Dimension of output from convolutional network

Hello,

I’m working on implementing a GAN, and have based my GAN on the DCGAN Tutorial here at Pytorch. In my problem the input does not have the same dimensions (which in the tutorial is 64x64), rather I would like it to work with input of dim. 61x250, or something like that. My problem occur when I increase the number of columns in the input image, as the discriminator network then outputs more numbers. I would like the discriminator to output one number per sample in the mini-batch, but for some reason the number of numbers in the output increase as the size of the input image increase.

The code for the discriminator network:
‘’’
class Discriminator(nn.Module):

def __init__(self, ngpu, nc, ndf):

    super(Discriminator, self).__init__()

    self.ngpu = ngpu

    self.main = nn.Sequential(

        # input is (nc) x 64 x 64

        nn.Conv2d(nc, ndf, 4, 2, 1, bias=False),

        nn.LeakyReLU(0.2, inplace=True),

        # state size. (ndf) x 32 x 32

        nn.Conv2d(ndf, ndf * 2, 4, 2, 1, bias=False),

        nn.BatchNorm2d(ndf * 2),

        nn.LeakyReLU(0.2, inplace=True),

        # state size. (ndf*2) x 16 x 16

        nn.Conv2d(ndf * 2, ndf * 4, 4, 2, 1, bias=False),

        nn.BatchNorm2d(ndf * 4),

        nn.LeakyReLU(0.2, inplace=True),

        # state size. (ndf*4) x 8 x 8

        nn.Conv2d(ndf * 4, ndf * 8, 4, 2, 1, bias=False),

        nn.BatchNorm2d(ndf * 8),

        nn.LeakyReLU(0.2, inplace=True),

        # state size. (ndf*8) x 4 x 4

        nn.Conv2d(ndf * 8, 1, 4, 1, 0, bias=False),

        nn.Sigmoid()

    )

def forward(self, input):

    return self.main(input)

‘’’

Screenshot from the VSCode-debugger where I’m illustrating that the dimention of the output increase when I add more columns to the input image.
outputdims

I hope someone are able to see what I’m doing wrong.

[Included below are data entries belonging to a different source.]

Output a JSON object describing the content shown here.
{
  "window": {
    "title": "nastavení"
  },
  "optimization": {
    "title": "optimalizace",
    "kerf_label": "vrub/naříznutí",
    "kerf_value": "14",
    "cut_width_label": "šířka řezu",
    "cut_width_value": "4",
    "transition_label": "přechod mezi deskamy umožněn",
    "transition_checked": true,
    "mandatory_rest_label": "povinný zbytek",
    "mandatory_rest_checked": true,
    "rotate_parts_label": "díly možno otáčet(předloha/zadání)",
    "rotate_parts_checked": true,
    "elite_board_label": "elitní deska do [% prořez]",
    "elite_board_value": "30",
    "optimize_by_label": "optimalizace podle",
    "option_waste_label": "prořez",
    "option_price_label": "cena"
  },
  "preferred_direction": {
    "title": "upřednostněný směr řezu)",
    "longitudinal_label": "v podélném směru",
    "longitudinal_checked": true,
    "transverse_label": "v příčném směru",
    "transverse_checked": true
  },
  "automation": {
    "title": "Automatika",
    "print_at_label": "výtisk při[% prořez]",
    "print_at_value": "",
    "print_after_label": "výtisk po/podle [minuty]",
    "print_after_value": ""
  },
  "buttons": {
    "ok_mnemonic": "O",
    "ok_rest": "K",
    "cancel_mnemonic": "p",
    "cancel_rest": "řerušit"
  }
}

Thank you!

The Discriminator uses a conv layer as it’s output (skip the nn.Sigmoid as it’s shape-independent), which makes it usable for different input shapes.
Once way to get a fixed output would be to use e.g. an adaptive pooling layer, which creates a defined spatial activation shape. Based on this comment:

# state size. (ndf*8) x 4 x 4

it seems the activation has a spatial shape of 4x4 before being passed to the last conv layer.
Add nn.Adaptive*Pool2d(output_size=(4, 4)) in front of the last conv layer and it should work (the * refers to the pooling modes such as Avg/Max etc.).

Thank you, ptrblck, it makes sense and the output of the Discriminator is now as I expect it to be.

I realized now that I have the same problem with the Generator, as it does not output samples of the dimensions I want. Any tips for how to fix the dimensions of the output of this network as well? Now I want it to be 61x250, I can’t see what layers could solve that challenge, and guess this is a more complicated problem.

Generator code:

class Generator(nn.Module):
    def __init__(self, ngpu,nz,ngf, nc):
        super(Generator, self).__init__()
        self.ngpu = ngpu
        self.main = nn.Sequential(
            # input is Z, going into a convolution
            nn.ConvTranspose2d( nz, ngf * 8, 4, 1, 0, bias=False),
            nn.BatchNorm2d(ngf * 8),
            nn.ReLU(True),
            # state size. (ngf*8) x 4 x 4
            nn.ConvTranspose2d(ngf * 8, ngf * 4, 4, 2, 1, bias=False),
            nn.BatchNorm2d(ngf * 4),
            nn.ReLU(True),
            # state size. (ngf*4) x 8 x 8
            nn.ConvTranspose2d( ngf * 4, ngf * 2, 4, 2, 1, bias=False),
            nn.BatchNorm2d(ngf * 2),
            nn.ReLU(True),
            # state size. (ngf*2) x 16 x 16
            nn.ConvTranspose2d( ngf * 2, ngf, 4, 2, 1, bias=False),
            nn.BatchNorm2d(ngf),
            nn.ReLU(True),
            # state size. (ngf) x 32 x 32
            nn.ConvTranspose2d( ngf, nc, 4, 2, 1, bias=False),
            nn.Tanh()
            # state size. (nc) x 64 x 64
        )
    def forward(self, input):
        return self.main(input)

The generator might be a bit trickier, since your output shape of odd in one dimension, which doesn’t fit the “doubling” of the spatial size as is currently used (1x14x48x816x16 → etc.).
To create your desired output shape you would thus need to adapt the transposed conv layers and use their output_size argument in their forward operation if needed.